MoLEx: Mixture of LoRA Experts in Speech Self-Supervised Models for Audio Deepfake Detection
Authors: Zihan Pan, Sailor Hardik Bhupendra, Jinyang Wu
Published: 2025-09-11 06:18:29+00:00
AI Summary
This paper introduces MoLEx, a parameter-efficient framework for audio deepfake detection that combines Low-Rank Adaptation (LoRA) with a Mixture-of-Experts (MoE) router. MoLEx efficiently finetunes pre-trained self-supervised learning (SSL) models by only updating selected experts, achieving state-of-the-art performance with reduced computational costs.
Abstract
While self-supervised learning (SSL)-based models have boosted audio deepfake detection accuracy, fully finetuning them is computationally expensive.
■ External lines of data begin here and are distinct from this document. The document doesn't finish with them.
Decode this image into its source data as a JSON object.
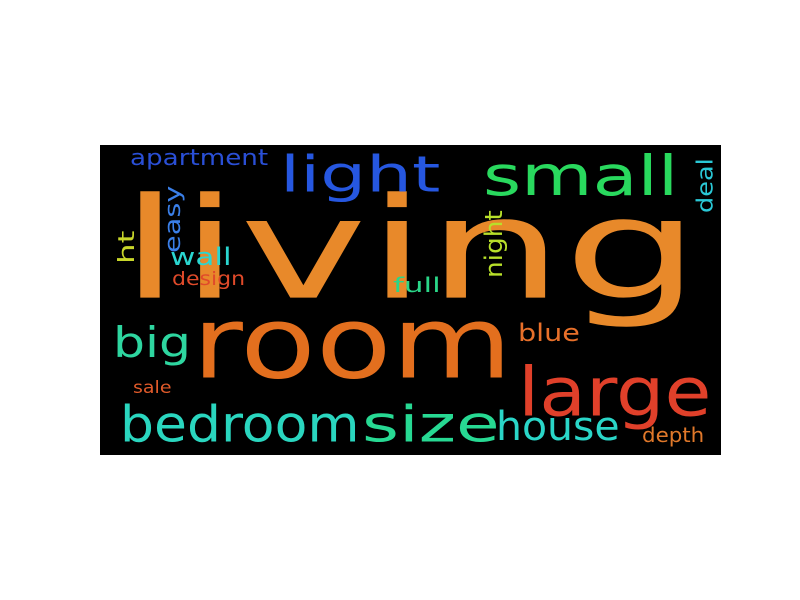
{
  "words": [
    {
      "key": "living",
      "text": "living",
      "color": "#e8892a",
      "orientation": "horizontal"
    },
    {
      "key": "room",
      "text": "room",
      "color": "#e36f1e",
      "orientation": "horizontal"
    },
    {
      "key": "light",
      "text": "light",
      "color": "#2657e0",
      "orientation": "horizontal"
    },
    {
      "key": "small",
      "text": "small",
      "color": "#29d95e",
      "orientation": "horizontal"
    },
    {
      "key": "bedroom",
      "text": "bedroom",
      "color": "#2ad6bf",
      "orientation": "horizontal"
    },
    {
      "key": "size",
      "text": "size",
      "color": "#27d993",
      "orientation": "horizontal"
    },
    {
      "key": "large",
      "text": "large",
      "color": "#e0402a",
      "orientation": "horizontal"
    },
    {
      "key": "house",
      "text": "house",
      "color": "#2ad6c8",
      "orientation": "horizontal"
    },
    {
      "key": "big",
      "text": "big",
      "color": "#2ed6a0",
      "orientation": "horizontal"
    },
    {
      "key": "apartment",
      "text": "apartment",
      "color": "#2a4fd6",
      "orientation": "horizontal"
    },
    {
      "key": "easy",
      "text": "easy",
      "color": "#3a7fe8",
      "orientation": "vertical"
    },
    {
      "key": "ht",
      "text": "ht",
      "color": "#c8d62a",
      "orientation": "vertical"
    },
    {
      "key": "wall",
      "text": "wall",
      "color": "#2ad6d0",
      "orientation": "horizontal"
    },
    {
      "key": "design",
      "text": "design",
      "color": "#e04a2a",
      "orientation": "horizontal"
    },
    {
      "key": "night",
      "text": "night",
      "color": "#b8e02a",
      "orientation": "vertical"
    },
    {
      "key": "full",
      "text": "full",
      "color": "#2ad688",
      "orientation": "horizontal"
    },
    {
      "key": "blue",
      "text": "blue",
      "color": "#e8702a",
      "orientation": "horizontal"
    },
    {
      "key": "deal",
      "text": "deal",
      "color": "#2ac8d6",
      "orientation": "vertical"
    },
    {
      "key": "sale",
      "text": "sale",
      "color": "#e05a2a",
      "orientation": "horizontal"
    },
    {
      "key": "depth",
      "text": "depth",
      "color": "#e0782a",
      "orientation": "horizontal"
    }
  ]
}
To address this, we propose a parameter-efficient framework that combines Low-Rank Adaptation with a Mixture-of-Experts router, called Mixture of LoRA Experts (MoLEx). It preserves pre-trained knowledge of SSL models while efficiently finetuning only selected experts, reducing training costs while maintaining robust performance. The observed utility of experts during inference shows the router reactivates the same experts for similar attacks but switches to other experts for novel spoofs, confirming MoLEx's domain-aware adaptability. MoLEx additionally offers flexibility for domain adaptation by allowing extra experts to be trained without modifying the entire model. We mainly evaluate our approach on the ASVSpoof 5 dataset and achieve the state-of-the-art (SOTA) equal error rate (EER) of 5.56% on the evaluation set without augmentation.